The second stanza of the poem describes the cause of this famine. Longfellow says that the poets of his time are "singing for bread." In other words, they are writing poetry not for the sake of art, but for the sake of making money. This is a criticism of the commercialization of poetry during the 19th century. Longfellow is saying that poets should write for the love of the art, not for the love of money.

The third stanza of the poem describes the effect of this famine. Longfellow says that the people are "famished for song." They are hungry for good poetry, but they cannot find it. This is a powerful image that speaks to the importance of poetry in our lives. Longfellow is saying that poetry is not just a luxury, but a necessity. We need poetry to nourish our souls and to give us hope in difficult times.

The fourth stanza of the poem describes the solution to this famine. Longfellow says that the poets must "sing for the love of singing." They must write poetry for the sake of the art, not for the sake of making money. This is a call to action for poets to return to the true purpose of poetry. Longfellow is saying that if poets write from the heart, their poetry will be nourishing to the souls of their readers.

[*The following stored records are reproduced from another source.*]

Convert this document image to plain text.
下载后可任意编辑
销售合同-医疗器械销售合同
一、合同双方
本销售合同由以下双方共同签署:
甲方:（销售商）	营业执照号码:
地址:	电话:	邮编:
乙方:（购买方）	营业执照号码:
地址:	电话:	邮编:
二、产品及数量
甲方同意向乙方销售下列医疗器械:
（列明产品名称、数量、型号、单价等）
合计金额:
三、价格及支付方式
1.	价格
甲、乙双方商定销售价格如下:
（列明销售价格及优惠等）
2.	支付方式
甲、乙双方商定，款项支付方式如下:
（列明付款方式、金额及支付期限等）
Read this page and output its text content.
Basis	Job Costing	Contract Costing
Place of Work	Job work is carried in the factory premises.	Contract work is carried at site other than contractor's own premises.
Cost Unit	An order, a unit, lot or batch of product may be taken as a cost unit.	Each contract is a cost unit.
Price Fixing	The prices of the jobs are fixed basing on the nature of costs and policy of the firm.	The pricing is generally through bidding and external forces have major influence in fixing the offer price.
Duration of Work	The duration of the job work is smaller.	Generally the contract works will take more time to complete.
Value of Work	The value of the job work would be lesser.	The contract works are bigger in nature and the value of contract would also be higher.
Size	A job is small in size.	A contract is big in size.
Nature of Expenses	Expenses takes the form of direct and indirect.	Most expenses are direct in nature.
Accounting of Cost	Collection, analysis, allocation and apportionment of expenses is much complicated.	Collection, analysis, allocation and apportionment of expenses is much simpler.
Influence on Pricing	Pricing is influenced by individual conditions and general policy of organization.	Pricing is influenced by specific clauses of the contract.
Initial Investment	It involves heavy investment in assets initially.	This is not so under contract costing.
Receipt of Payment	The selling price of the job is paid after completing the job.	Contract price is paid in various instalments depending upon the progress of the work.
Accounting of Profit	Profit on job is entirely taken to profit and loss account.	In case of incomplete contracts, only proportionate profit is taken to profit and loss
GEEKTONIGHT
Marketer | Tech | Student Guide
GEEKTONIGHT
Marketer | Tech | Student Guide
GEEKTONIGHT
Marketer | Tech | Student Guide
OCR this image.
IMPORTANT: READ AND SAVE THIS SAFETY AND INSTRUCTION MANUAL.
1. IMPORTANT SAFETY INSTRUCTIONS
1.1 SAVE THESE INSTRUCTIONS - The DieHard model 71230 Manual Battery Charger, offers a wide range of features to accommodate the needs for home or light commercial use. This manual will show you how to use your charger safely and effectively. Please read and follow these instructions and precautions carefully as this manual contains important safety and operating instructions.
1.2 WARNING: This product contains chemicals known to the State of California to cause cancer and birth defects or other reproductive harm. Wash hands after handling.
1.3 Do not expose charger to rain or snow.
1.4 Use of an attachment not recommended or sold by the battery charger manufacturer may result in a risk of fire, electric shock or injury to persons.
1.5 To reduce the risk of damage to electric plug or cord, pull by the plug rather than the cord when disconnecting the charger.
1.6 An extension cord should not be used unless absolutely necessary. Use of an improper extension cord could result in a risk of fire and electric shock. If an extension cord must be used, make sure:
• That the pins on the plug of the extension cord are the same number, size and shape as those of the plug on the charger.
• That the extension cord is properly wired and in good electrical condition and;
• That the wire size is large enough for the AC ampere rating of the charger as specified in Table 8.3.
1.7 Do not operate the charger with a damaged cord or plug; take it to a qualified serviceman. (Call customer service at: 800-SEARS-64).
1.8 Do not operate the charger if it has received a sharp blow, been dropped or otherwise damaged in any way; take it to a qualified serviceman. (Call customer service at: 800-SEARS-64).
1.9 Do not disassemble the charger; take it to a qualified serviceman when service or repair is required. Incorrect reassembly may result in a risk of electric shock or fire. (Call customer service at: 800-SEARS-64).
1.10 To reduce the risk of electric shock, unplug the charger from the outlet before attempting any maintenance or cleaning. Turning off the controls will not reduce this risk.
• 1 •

The fifth and final stanza of the poem is a beautiful description of the power of poetry. Longfellow says that poetry is like a "fountain" that can "quench the thirst of the soul." He is saying that poetry has the power to heal us and to give us hope. This is a powerful message that speaks to the importance of poetry in our lives.

In conclusion, "The Poetry Famine" is a masterpiece by Henry Wadsworth Longfellow. It is a powerful commentary on the state of poetry during his time, and it still resonates with readers today. Longfellow is saying that poetry is not just a luxury, but a necessity. We need poetry to nourish our souls and to give us hope in difficult times. He is calling on poets to return to the true purpose of poetry and to write from the heart. This is a message that is as relevant today as it was when Longfellow wrote this poem over a century ago.